Dear ASFM Community,
Can you believe it?! We just completed our first week of school! We collected 2,656 saliva samples (the grad school at Columbia Univ. never taught me that this would be part of a Superintendent’s job!), guided 1,115 cars to multiple testing stations, and started school for our elementary and middle school eagles. Last night on my way out of school I watched our older eagles play soccer--things looked remarkably normal. As I walked the halls of our classrooms listening to the happy chatter of students within, I was reminded that we are fighting for in-person learning for all the right reasons. Whether it is the engaged conversations in class or the excited fist bumps for a well-struck shot on goal, the sentiment that we have achieved something not only educationally impactful, but historic is omnipresent. Well done, ASFM--Let’s keep going.
Naturally as we try something totally new we are learning as we go. There is no perfect playbook telling us how to run PCR testing for a school of our size in Mexico. We learn together and we rise together. We are committed to learning and continuous improvement and to making evidenced based decisions.Thank you for giving feedback, having patience and, most of all, for inspiring us with your love of ASFM. We’re in it to win it for you and your children.
Among my most important realizations is that on our best day, we are only doing a good job at preventing, rather than eliminating the threat of COVID. I struggled at first to understand the difference between Preventative and Diagnostic Testing.
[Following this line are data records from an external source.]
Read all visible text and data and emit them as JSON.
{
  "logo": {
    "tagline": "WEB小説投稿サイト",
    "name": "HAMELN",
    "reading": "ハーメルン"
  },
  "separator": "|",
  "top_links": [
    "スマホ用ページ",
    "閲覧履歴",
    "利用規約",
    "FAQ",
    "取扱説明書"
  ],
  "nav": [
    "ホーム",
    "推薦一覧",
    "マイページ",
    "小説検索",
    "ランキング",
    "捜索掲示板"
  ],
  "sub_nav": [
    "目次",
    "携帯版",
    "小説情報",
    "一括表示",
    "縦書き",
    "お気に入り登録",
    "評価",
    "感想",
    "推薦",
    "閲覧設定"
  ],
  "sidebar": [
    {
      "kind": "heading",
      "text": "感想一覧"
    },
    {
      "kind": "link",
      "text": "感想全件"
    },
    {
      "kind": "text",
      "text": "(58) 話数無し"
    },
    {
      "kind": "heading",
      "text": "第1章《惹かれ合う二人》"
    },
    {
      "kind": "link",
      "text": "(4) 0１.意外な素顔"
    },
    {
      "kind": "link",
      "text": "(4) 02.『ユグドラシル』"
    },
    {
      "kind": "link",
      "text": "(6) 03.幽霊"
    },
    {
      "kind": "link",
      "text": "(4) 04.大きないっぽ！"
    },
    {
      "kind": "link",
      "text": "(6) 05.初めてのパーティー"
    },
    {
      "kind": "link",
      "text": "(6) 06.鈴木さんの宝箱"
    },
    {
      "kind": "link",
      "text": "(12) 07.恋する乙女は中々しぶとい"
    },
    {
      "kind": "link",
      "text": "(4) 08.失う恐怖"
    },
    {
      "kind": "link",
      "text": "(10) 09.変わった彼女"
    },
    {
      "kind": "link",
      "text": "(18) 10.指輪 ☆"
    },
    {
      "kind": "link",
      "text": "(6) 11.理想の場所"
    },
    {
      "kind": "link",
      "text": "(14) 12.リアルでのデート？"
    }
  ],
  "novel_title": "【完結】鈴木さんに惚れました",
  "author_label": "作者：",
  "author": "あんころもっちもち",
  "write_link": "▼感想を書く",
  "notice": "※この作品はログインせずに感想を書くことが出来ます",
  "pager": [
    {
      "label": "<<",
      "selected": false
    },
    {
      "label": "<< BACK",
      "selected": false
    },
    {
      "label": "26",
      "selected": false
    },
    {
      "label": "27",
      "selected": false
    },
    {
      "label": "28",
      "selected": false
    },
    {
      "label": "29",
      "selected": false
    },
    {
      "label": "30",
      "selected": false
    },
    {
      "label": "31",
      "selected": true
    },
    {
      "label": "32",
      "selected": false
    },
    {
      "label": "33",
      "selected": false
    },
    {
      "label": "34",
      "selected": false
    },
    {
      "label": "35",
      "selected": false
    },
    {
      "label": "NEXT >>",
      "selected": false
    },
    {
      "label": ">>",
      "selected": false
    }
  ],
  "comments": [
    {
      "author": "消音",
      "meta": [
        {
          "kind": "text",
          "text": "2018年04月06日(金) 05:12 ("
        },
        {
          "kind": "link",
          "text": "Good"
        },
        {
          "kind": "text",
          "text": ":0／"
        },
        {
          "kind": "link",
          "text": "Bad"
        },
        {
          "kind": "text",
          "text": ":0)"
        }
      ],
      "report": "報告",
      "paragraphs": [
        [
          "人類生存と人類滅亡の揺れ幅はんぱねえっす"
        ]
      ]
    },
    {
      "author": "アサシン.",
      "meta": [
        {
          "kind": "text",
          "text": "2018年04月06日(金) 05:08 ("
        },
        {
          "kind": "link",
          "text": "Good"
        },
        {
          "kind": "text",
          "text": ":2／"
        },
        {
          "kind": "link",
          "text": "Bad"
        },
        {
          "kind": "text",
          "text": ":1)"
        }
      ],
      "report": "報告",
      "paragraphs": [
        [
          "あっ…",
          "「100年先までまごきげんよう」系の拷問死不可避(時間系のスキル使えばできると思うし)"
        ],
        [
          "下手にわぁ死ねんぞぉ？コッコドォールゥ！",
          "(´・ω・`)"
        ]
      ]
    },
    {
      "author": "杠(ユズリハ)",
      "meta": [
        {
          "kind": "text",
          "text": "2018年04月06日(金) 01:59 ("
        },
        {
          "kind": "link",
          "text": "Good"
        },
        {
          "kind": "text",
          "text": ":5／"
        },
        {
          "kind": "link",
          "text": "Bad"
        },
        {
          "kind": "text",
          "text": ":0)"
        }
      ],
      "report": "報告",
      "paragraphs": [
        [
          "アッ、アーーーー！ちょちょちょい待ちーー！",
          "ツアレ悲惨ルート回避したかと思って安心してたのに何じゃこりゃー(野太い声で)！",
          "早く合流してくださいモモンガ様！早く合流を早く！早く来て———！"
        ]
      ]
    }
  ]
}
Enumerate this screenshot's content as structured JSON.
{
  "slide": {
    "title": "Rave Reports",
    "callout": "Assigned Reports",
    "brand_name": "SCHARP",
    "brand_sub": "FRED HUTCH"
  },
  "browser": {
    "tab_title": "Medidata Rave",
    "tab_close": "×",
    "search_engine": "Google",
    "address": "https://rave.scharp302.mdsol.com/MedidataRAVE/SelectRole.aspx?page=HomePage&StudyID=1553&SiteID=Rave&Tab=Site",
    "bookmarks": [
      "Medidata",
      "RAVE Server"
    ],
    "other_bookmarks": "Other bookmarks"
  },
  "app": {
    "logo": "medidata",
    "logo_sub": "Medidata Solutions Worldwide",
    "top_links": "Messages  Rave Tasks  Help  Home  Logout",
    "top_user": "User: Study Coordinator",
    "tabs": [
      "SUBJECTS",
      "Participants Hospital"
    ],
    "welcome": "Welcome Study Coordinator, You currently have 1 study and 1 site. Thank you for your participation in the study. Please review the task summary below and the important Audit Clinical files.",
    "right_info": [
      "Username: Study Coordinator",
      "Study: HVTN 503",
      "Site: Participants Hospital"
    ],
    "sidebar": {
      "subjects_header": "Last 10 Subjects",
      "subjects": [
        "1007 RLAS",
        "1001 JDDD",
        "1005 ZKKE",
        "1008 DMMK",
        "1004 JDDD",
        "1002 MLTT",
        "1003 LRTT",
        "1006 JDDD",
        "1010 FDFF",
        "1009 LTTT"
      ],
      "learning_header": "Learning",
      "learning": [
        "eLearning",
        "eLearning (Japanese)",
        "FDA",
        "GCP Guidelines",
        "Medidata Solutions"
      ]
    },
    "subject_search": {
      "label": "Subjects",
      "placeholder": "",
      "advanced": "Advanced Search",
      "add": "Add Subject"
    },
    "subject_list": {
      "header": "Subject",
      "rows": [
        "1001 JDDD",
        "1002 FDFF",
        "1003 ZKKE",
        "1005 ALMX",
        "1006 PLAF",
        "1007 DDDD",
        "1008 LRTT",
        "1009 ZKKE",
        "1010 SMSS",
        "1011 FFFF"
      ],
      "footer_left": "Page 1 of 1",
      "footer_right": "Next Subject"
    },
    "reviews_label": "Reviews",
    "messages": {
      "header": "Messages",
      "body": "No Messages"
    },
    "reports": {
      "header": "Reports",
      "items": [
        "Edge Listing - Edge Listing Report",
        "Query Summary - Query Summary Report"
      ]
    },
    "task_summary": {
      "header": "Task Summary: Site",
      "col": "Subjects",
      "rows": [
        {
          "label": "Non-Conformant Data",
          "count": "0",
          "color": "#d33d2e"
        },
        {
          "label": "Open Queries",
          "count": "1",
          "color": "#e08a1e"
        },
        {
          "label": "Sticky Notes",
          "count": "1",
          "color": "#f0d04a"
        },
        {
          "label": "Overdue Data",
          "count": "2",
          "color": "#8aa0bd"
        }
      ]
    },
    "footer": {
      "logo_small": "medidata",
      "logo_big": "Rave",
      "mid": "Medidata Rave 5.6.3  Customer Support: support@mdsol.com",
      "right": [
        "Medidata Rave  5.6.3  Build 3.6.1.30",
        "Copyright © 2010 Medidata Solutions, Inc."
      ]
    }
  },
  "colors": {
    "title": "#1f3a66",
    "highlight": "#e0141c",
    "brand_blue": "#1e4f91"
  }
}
We are committed to Preventative Testing, and that is why we’ve selected a PCR, pool testing strategy. As you remember, a few weeks ago we used an antigen test in order to diagnose COVID cases in our community the day before starting school. An antigen test is a very blunt instrument when compared to a PCR test. A PCR is much more exacting in that it ascertains whether there are traces of COVID RNA in a person's system. A PCR test reveals whether or not you are contagious BEFORE you actually show symptoms. Our biggest threat to in-person learning are asymptomatic COVID cases. An antigen test tells us that you are already contagious. We want to know in advance so we can prevent the spread of the virus, and we can have greater confidence that we’ve screened out COVID.
Screening for COVID is fundamentally an imperfect science, and this is what gives us such a high level of anxiety. Dealing with COVID is like fishing, but fortunately our fishing net has small holes, however, the ocean is still big. We’re catching the COVID fish, and this gives us confidence to keep fishing, but there are always a few that get away. For the COVID cases that escape our net we have our other mitigation strategies: face masks, social distancing, temperature checks, gell, reduced room capacity, etc. The painful truth is that we will always have traces of COVID on our campus. To add more perspective on this, when the NBA created a “bubble,” they used a PCR test too, but they tested everyday. The assumption is that the COVID contagion is growing; on Monday the RNA trace is so low it does not register, but one or two days later, it does begin to register. By Monday the traces on COVID are contagious enough to be caught in our net. Catching a fish comes down to having the right equipment and being persistent. We have both the right tool and the determination.
On Monday we will begin the process again. We’ve made a number of changes to expedite traffic flow as well as made improvements to our pool testing strategy. We are on your side and we look forward to a great second week of on-campus learning.